Home Street Music was founded in 2017 by Austin-based songwriter Vanessa Lively, to bring the healing power of music, creative self-expression, and community to the unhoused population in Austin by organizing and hosting weekly music circles. Over the course of the last 7 years, the pilot program has developed and evolved in partnership with Community First Village to include not just the music circles, but public events, performances, and workshops. In that time, we’ve grown from a one-woman labor-of-love operation, to a fully actualized 501(c)(3) non-profit with an active board of directors and a roster of acclaimed songwriters. Our programs have had an incredible healing and transformative impact on the participants we’ve reached, and we feel that our organizational foundation is built-out to the point that the time is right to begin expanding the programs reach into new underserved communities.
Home Street Music hosts inclusive weekly music circles at Community First Village for people who have experienced homelessness, and who are working to reintegrate their lives back to self-sufficiency. For cohesion and continuity, we organize our individual music circles into eight-week seasons, with four seasons per year. We’ve found that clustering the circles into seasons allows deeper community to develop among the group, and for individuals' comfort levels to grow, and for the free flow of personal expression to blossom.
Each music circle is led by a professional “lead” songwriter, assisted by “co-lead” musician, and backed-up by a mental health professional (in partnership with the SIMS Foundation) to help monitor and mediate any strong feelings which might arise in the sharing of music together. The weekly program for each circle is fluid and variable, largely group-led, facilitated by the lead songwriter. It can include a combination of the group singing and playing old well-known favorite songs together, an individual sharing a song they have written themselves, and the group writing a song together to share in the collective experience of creative expression.
Each of these brings its own virtues to the individual participants, and to the community as a whole. Sharing old favorite songs together helps everyone feel comfortable and at-home in a way that only a beloved song can, sometimes. Sharing their own songs can give the participants a platform and spotlight to be seen and heard among their community in a way that the unhoused are very rarely afforded. And writing songs together as a group gives each individual a voice among the circle of their peers, while also giving the collective group a unified voice with which to share their perspective with the outer world. We’ve found that experience to be transformative and empowering to people who have largely felt the power of their voice diminished by the isolation of homelessness.
Participants in our programs can partake in as many or few of the circles’ activities as they feel comfortable. Some just watch and listen. Some take part in the music-making (and merry-making) at every level. Participants aren’t required to commit to an entire season, but we’ve found that most individuals who attend one of the circles become regulars at most of the circles.

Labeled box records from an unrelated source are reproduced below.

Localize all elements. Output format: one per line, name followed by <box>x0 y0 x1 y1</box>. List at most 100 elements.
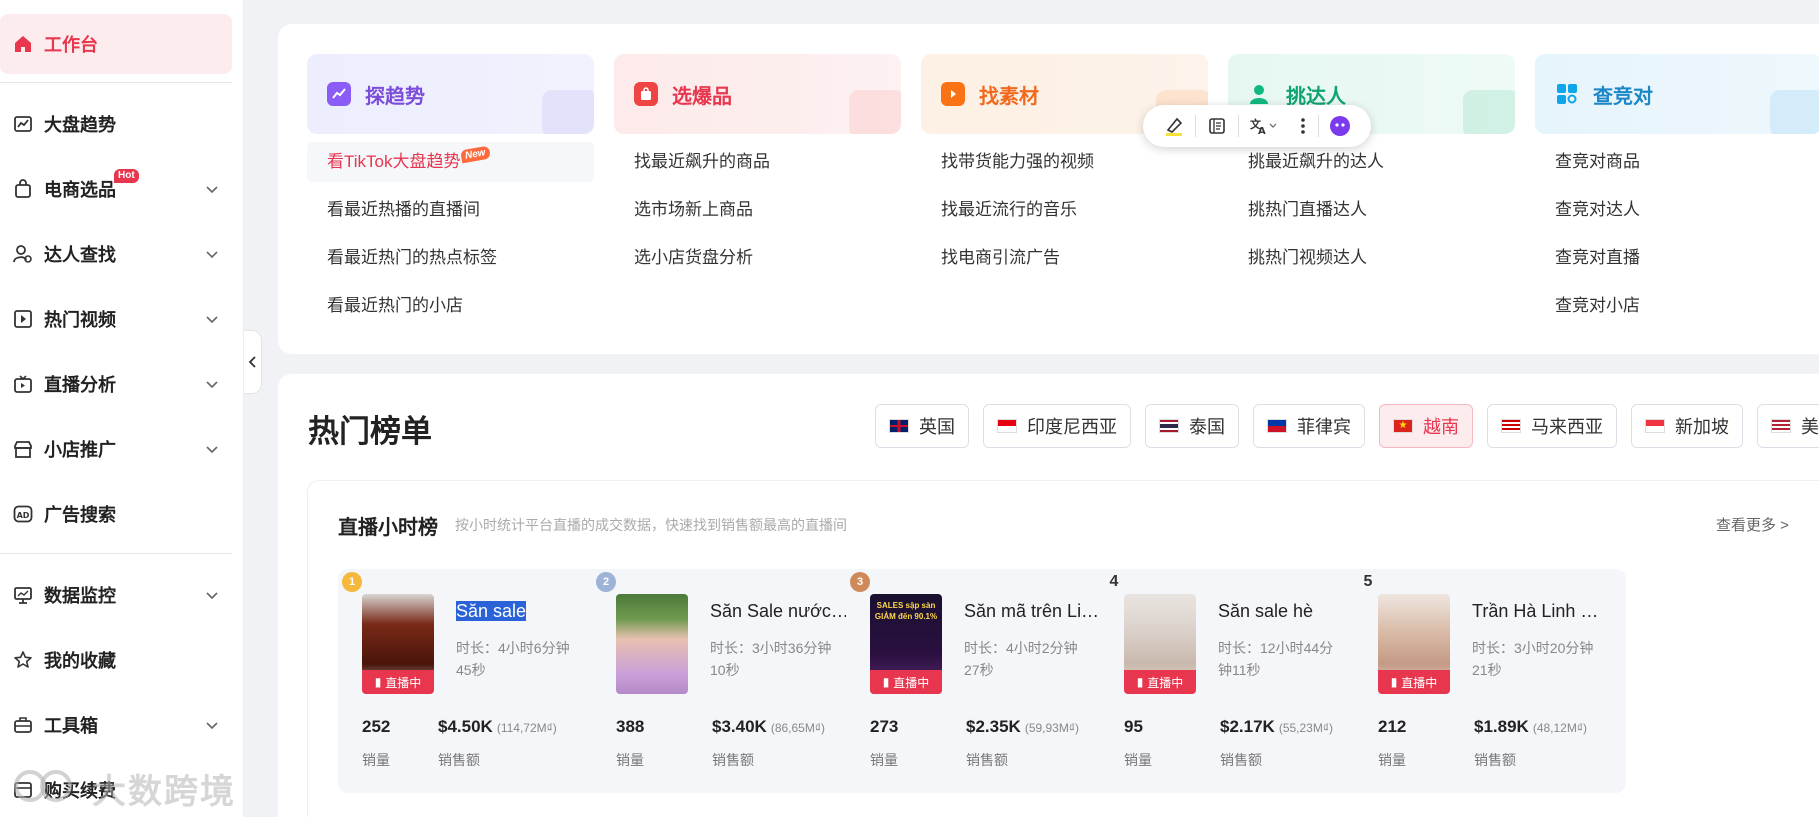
category-check-competitors: 查竞对 查竞对商品 查竞对达人 查竞对直播 查竞对小店 <box>1535 54 1819 326</box>
indonesia-flag-icon <box>997 419 1017 433</box>
live-thumbnail[interactable]: SALES sập sàn GIẢM đến 90.1% ▮ 直播中 <box>870 594 942 694</box>
sidebar-item-product-selection[interactable]: 电商选品 Hot <box>0 159 232 219</box>
signal-bars-icon: ▮ <box>1390 675 1398 689</box>
live-room-name[interactable]: Săn Sale nước… <box>710 601 855 622</box>
link-tiktok-trend[interactable]: 看TikTok大盘趋势 New <box>307 142 594 182</box>
live-room-name[interactable]: Săn sale hè <box>1218 601 1363 622</box>
live-card[interactable]: 5 ▮ 直播中 Trần Hà Linh … 时长：3小时20分钟 21秒 212 … <box>1354 569 1626 793</box>
live-status-tag: ▮ 直播中 <box>1378 670 1450 694</box>
sidebar-item-market-trend[interactable]: 大盘趋势 <box>0 94 232 154</box>
home-icon <box>12 33 34 55</box>
live-thumbnail[interactable]: ▮ 直播中 <box>1378 594 1450 694</box>
user-search-icon <box>12 243 34 265</box>
sidebar-collapse-toggle[interactable] <box>244 330 262 394</box>
sidebar-item-data-monitoring[interactable]: 数据监控 <box>0 565 232 625</box>
tab-country-thailand[interactable]: 泰国 <box>1145 404 1239 448</box>
rank-medal: 1 <box>341 569 363 595</box>
sidebar-item-workbench[interactable]: 工作台 <box>0 14 232 74</box>
sidebar-item-label: 广告搜索 <box>44 505 116 525</box>
sidebar-item-live-analysis[interactable]: 直播分析 <box>0 354 232 414</box>
tab-label: 菲律宾 <box>1297 417 1351 437</box>
tab-country-indonesia[interactable]: 印度尼西亚 <box>983 404 1131 448</box>
highlighter-icon <box>1165 117 1183 136</box>
live-room-name[interactable]: Săn sale <box>456 601 601 622</box>
category-header[interactable]: 探趋势 <box>307 54 594 134</box>
link-hot-hashtags[interactable]: 看最近热门的热点标签 <box>307 238 594 278</box>
live-card[interactable]: 3 SALES sập sàn GIẢM đến 90.1% ▮ 直播中 Săn … <box>846 569 1118 793</box>
live-thumbnail[interactable]: ▮ 直播中 <box>1124 594 1196 694</box>
tab-country-singapore[interactable]: 新加坡 <box>1631 404 1743 448</box>
hot-badge: Hot <box>114 169 139 183</box>
ai-assistant-button[interactable] <box>1319 110 1361 142</box>
live-thumbnail[interactable]: ▮ 直播中 <box>362 594 434 694</box>
category-header[interactable]: 选爆品 <box>614 54 901 134</box>
link-shop-assortment[interactable]: 选小店货盘分析 <box>614 238 901 278</box>
link-competitor-products[interactable]: 查竞对商品 <box>1535 142 1819 182</box>
link-rising-products[interactable]: 找最近飙升的商品 <box>614 142 901 182</box>
sidebar-item-ad-search[interactable]: AD 广告搜索 <box>0 484 232 544</box>
sidebar-item-label: 热门视频 <box>44 310 116 330</box>
link-new-products[interactable]: 选市场新上商品 <box>614 190 901 230</box>
tab-country-uk[interactable]: 英国 <box>875 404 969 448</box>
divider <box>0 553 232 554</box>
sidebar-item-favorites[interactable]: 我的收藏 <box>0 630 232 690</box>
live-room-name[interactable]: Trần Hà Linh … <box>1472 601 1617 622</box>
chevron-down-icon <box>206 381 218 389</box>
chevron-left-icon <box>248 356 256 368</box>
revenue: $2.35K (59,93M₫) <box>966 717 1080 736</box>
singapore-flag-icon <box>1645 419 1665 433</box>
link-live-influencers[interactable]: 挑热门直播达人 <box>1228 190 1515 230</box>
tab-label: 马来西亚 <box>1531 417 1603 437</box>
rank-medal: 3 <box>849 569 871 595</box>
category-title: 查竞对 <box>1593 85 1653 108</box>
tab-country-vietnam[interactable]: ★ 越南 <box>1379 404 1473 448</box>
link-hot-shops[interactable]: 看最近热门的小店 <box>307 286 594 326</box>
notes-button[interactable] <box>1196 110 1238 142</box>
new-badge: New <box>459 145 490 164</box>
sidebar-item-shop-promotion[interactable]: 小店推广 <box>0 419 232 479</box>
link-competitor-shops[interactable]: 查竞对小店 <box>1535 286 1819 326</box>
link-selling-videos[interactable]: 找带货能力强的视频 <box>921 142 1208 182</box>
live-card[interactable]: 2 Săn Sale nước… 时长：3小时36分钟 10秒 388 $3.40… <box>592 569 864 793</box>
live-card[interactable]: 4 ▮ 直播中 Săn sale hè 时长：12小时44分 钟11秒 95 $2.… <box>1100 569 1372 793</box>
category-pick-influencers: 挑达人 挑最近飙升的达人 挑热门直播达人 挑热门视频达人 <box>1228 54 1515 278</box>
highlighter-button[interactable] <box>1153 110 1195 142</box>
sales-count: 212 <box>1378 717 1407 736</box>
country-tabs: 英国 印度尼西亚 泰国 菲律宾 ★ 越南 马来西亚 新加坡 美国 <box>875 404 1819 448</box>
link-competitor-live[interactable]: 查竞对直播 <box>1535 238 1819 278</box>
signal-bars-icon: ▮ <box>882 675 890 689</box>
link-competitor-influencers[interactable]: 查竞对达人 <box>1535 190 1819 230</box>
live-thumbnail[interactable] <box>616 594 688 694</box>
link-rising-influencers[interactable]: 挑最近飙升的达人 <box>1228 142 1515 182</box>
live-duration: 时长：4小时6分钟 45秒 <box>456 640 570 678</box>
link-popular-music[interactable]: 找最近流行的音乐 <box>921 190 1208 230</box>
category-header[interactable]: 查竞对 <box>1535 54 1819 134</box>
decorative-user-icon <box>1463 90 1515 134</box>
link-video-influencers[interactable]: 挑热门视频达人 <box>1228 238 1515 278</box>
sidebar-item-hot-videos[interactable]: 热门视频 <box>0 289 232 349</box>
more-options-button[interactable] <box>1288 110 1318 142</box>
sidebar-item-toolbox[interactable]: 工具箱 <box>0 695 232 755</box>
star-icon <box>12 649 34 671</box>
live-status-tag: ▮ 直播中 <box>362 670 434 694</box>
view-more-link[interactable]: 查看更多 > <box>1716 514 1789 535</box>
sidebar-item-influencer-search[interactable]: 达人查找 <box>0 224 232 284</box>
live-card[interactable]: 1 ▮ 直播中 Săn sale 时长：4小时6分钟 45秒 252 $4.50K(… <box>338 569 610 793</box>
svg-text:AD: AD <box>17 511 30 520</box>
divider <box>0 82 232 83</box>
link-hot-live-rooms[interactable]: 看最近热播的直播间 <box>307 190 594 230</box>
live-duration: 时长：12小时44分 钟11秒 <box>1218 640 1334 678</box>
board-subtitle: 按小时统计平台直播的成交数据，快速找到销售额最高的直播间 <box>455 517 847 533</box>
bronze-medal-icon: 3 <box>850 572 870 592</box>
sales-label: 销量 <box>616 752 644 768</box>
tab-country-usa[interactable]: 美国 <box>1757 404 1819 448</box>
tab-country-malaysia[interactable]: 马来西亚 <box>1487 404 1617 448</box>
sidebar-item-label: 数据监控 <box>44 586 116 606</box>
tab-country-philippines[interactable]: 菲律宾 <box>1253 404 1365 448</box>
live-room-name[interactable]: Săn mã trên Li… <box>964 601 1109 622</box>
toolbox-icon <box>12 714 34 736</box>
translate-button[interactable]: 文A <box>1239 110 1289 142</box>
vietnam-flag-icon: ★ <box>1393 419 1413 433</box>
link-ecommerce-ads[interactable]: 找电商引流广告 <box>921 238 1208 278</box>
thailand-flag-icon <box>1159 419 1179 433</box>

The feedback we’ve received from the participants of our circles (and the feedback from our community partners at Community First Village) has been extremely strong. So much so, that the feedback is what’s fueled the growth and development of our whole program. For many of our participants, these regular musical gatherings have become an essential component of their healing and restorative dignity.
In addition to the weekly music circles, we’ve begun to expand our program to include Community Concert Events, Workshops, and Paid Performances with other entities . . .
Our Community Concert Events are quarterly events that we organize ourselves, and which serve several worthy goals. They shine a bright outreach spotlight onto Home Street, to let the greater Austin community know about the work we’re doing. They give the music circle participants a group goal to work towards, as the group builds a performance repertoire to present to the public. And the concerts are great fund raising opportunities, both for the organization and for the individual participants. We’re unwavering in our commitment to pay each participant a fair rate for their contribution at each concert event.
The Workshops, thus far, have coincided with our concert events. We try to dovetail the theme of each concert with a workshop which complements that theme. For instance, the theme of one of our concert events was “La Voz Latina” — and the accompanying program was a Vocal Workshop focussed on each individual finding the power of their own voice. Primarily, our workshop leaders have been well-established professional Austin musicians, but as our Home Street circle participants gain more experience and more confidence, we’re hoping to place them in co-lead positions in our Workshops, as well. Besides the empowerment that comes with achieving a leadership role within the community, workshop leaders will, again, be paid a fair wage for their contributions.
Paid Performances are opportunities we’ve been cultivating for the “bands” that form from within our music circles. These are paid gigs that the bands can play at commercial venues, private events, and non-traditional pop-up venues. We’ve found that the bands have been hired mostly because they’re legitimately great — they have incredible spirit and energy, genuine musical talent, and they’ve worked hard to be musically cohesive. Again, each participant is paid a fair wage. And these performances have as spiritually rewarding as financially rewarding.
We will continue to expand and evolve our programming to reach more people, and to further enrich and empower our participants.